21st July 2011
His comments came as Germany and France reached a common position on a second bailout of Greece in their effort to prevent the country's debt crisis from spreading through Europe, reports the Daily Telegraph.
The chancellor said he was "very worried" about the possibility of the eurozone crisis spiralling out of control, warning that it posed an additional threat to Britain's already "tough" economic situation.
"We see the potential for a set of economic events that could be as damaging as 2008," he said.
The accord came after seven hours of talks late into Wednesday night between German Chancellor Angela Merkel and French President Nicolas Sarkozy in Berlin, sources in both governments said, reports the Daily Telegraph.

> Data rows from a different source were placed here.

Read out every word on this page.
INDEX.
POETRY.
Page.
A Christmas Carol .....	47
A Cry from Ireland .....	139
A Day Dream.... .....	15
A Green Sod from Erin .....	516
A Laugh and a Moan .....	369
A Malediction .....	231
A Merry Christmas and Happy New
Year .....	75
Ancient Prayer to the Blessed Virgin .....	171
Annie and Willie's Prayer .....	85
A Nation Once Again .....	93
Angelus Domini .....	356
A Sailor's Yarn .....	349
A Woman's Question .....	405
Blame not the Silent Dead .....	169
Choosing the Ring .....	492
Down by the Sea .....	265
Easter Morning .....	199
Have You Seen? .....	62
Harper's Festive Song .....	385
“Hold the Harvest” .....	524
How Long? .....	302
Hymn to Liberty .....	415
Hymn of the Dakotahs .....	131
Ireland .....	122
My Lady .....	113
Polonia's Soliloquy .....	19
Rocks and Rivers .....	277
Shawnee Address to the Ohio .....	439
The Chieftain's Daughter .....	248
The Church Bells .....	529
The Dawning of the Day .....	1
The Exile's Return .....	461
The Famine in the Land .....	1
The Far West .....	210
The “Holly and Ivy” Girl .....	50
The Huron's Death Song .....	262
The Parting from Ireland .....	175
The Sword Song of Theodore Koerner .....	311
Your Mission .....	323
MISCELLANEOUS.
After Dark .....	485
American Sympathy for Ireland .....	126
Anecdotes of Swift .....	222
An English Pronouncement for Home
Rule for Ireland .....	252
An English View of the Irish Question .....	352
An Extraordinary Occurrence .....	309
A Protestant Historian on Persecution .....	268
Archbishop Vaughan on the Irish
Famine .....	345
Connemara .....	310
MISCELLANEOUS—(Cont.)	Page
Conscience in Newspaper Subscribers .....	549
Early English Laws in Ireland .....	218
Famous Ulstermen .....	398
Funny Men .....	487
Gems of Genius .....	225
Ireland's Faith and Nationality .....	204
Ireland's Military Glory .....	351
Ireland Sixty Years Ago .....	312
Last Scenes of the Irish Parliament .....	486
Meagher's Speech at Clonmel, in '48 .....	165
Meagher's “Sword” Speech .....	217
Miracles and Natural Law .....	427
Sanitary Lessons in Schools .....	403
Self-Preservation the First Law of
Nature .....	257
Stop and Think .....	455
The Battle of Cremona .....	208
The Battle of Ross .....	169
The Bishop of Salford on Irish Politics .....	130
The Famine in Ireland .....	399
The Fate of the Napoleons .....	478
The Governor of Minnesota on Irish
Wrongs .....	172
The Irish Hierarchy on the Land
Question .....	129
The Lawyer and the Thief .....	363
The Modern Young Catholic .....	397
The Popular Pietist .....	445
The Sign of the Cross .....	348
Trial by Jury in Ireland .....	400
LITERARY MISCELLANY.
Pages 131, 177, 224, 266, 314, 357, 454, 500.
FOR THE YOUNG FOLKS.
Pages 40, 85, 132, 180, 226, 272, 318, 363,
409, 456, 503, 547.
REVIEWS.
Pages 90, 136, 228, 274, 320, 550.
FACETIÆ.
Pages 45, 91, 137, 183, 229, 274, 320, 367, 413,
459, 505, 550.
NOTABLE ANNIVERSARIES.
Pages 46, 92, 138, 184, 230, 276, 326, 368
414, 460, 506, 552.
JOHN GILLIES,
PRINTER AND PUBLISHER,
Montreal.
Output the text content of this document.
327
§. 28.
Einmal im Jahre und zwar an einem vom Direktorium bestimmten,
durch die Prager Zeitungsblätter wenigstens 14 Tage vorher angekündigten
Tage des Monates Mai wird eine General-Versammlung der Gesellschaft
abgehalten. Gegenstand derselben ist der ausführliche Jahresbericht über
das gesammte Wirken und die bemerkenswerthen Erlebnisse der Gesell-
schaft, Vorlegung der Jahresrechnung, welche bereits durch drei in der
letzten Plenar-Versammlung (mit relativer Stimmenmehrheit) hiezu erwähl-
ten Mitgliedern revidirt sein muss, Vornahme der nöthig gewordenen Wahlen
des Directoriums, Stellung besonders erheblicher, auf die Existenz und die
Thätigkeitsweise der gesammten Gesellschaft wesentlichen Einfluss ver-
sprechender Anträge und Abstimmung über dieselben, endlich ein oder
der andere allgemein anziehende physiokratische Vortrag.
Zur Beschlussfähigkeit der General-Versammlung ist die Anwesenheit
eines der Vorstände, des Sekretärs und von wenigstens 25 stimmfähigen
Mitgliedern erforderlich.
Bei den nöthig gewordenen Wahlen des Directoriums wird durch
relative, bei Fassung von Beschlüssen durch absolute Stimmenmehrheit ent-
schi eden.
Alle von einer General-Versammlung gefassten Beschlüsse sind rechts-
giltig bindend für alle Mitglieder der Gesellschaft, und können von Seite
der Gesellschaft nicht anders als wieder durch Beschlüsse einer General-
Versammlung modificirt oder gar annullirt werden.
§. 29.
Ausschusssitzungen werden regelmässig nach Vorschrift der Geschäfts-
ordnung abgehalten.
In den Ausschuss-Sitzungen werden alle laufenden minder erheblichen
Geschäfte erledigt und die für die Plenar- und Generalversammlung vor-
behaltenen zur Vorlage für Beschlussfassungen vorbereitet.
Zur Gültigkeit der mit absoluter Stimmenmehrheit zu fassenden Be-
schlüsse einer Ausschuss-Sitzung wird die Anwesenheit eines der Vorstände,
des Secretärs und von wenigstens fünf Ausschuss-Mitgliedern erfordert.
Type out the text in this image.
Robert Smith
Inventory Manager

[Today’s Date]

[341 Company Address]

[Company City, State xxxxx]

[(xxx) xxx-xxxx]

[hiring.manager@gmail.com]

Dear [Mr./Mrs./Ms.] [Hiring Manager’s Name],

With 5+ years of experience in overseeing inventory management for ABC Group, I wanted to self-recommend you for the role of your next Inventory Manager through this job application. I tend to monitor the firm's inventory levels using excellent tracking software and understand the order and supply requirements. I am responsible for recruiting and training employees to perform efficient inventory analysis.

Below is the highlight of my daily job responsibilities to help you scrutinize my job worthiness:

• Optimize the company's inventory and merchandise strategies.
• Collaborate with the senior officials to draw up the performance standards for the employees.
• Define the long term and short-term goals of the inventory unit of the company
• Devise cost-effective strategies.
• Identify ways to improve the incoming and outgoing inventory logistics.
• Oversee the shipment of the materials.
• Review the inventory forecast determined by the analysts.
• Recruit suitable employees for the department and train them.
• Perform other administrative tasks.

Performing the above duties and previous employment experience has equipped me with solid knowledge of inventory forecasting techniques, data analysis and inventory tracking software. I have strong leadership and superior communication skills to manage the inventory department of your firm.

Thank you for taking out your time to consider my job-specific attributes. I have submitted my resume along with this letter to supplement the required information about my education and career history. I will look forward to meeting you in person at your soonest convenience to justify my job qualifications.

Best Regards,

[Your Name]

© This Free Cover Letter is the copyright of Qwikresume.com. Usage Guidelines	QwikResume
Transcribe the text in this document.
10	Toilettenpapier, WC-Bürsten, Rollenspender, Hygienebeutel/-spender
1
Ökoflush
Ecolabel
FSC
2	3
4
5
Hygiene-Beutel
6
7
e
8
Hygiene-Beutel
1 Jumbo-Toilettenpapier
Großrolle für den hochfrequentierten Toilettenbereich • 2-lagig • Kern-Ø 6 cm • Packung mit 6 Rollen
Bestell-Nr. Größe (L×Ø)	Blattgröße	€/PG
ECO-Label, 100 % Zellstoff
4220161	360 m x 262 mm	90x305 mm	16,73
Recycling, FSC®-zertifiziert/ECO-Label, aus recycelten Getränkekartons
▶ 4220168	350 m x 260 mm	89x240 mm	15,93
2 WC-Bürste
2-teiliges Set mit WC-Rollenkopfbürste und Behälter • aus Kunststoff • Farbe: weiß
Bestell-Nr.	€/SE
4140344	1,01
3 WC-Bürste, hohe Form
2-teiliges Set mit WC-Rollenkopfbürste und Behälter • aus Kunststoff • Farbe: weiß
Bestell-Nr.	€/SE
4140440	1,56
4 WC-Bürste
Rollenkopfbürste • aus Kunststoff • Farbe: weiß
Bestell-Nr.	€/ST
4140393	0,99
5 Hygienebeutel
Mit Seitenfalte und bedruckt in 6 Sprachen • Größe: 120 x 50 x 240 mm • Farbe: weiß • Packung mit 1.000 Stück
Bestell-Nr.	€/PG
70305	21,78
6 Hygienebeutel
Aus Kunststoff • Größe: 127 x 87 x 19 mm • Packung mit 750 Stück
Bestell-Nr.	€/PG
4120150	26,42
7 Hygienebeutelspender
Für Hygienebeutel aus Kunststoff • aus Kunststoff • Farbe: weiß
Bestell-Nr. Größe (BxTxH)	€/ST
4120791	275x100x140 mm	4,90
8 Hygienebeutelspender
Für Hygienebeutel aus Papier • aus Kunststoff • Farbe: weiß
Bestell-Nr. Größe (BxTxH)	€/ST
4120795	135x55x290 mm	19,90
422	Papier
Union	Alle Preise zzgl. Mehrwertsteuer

European Central Bank President Jean-Claude Trichet joined Ms Merkel and Mr Sarkozy for part of the talks.
Mr Osborne said he was optimistic that European Union leaders would make progress getting private investors to contribute to the cost of Greece's bailout. But he said this was only the first step towards a necessary fiscal union in the eurozone.
The Financial Times (paywall) said the British chancellor recognised that his enthusiasm for greater eurozone integration was a reversal of British policy, which had originally aimed to frustrate the creation of a two-speed Europe.
In the interview, Osborne called for greater economic integration in the single currency bloc and said that the idea of eurozone bonds was "worthy of serious consideration".
However, he argued that the loss of sovereignty implied by solutions such as eurobonds justified the UK's refusal to join the euro.
He also called for private-sector bond holders to share the burden and for the eurozone's bailout facility to be expanded to include the purchase of Greek bonds.
However, Mr Osborne said that Britain would not take part in any euro-zone solution.
"Britain's taxpayers stand behind the pound. Europe's tax payers are going to have to stand behind the euro," he said.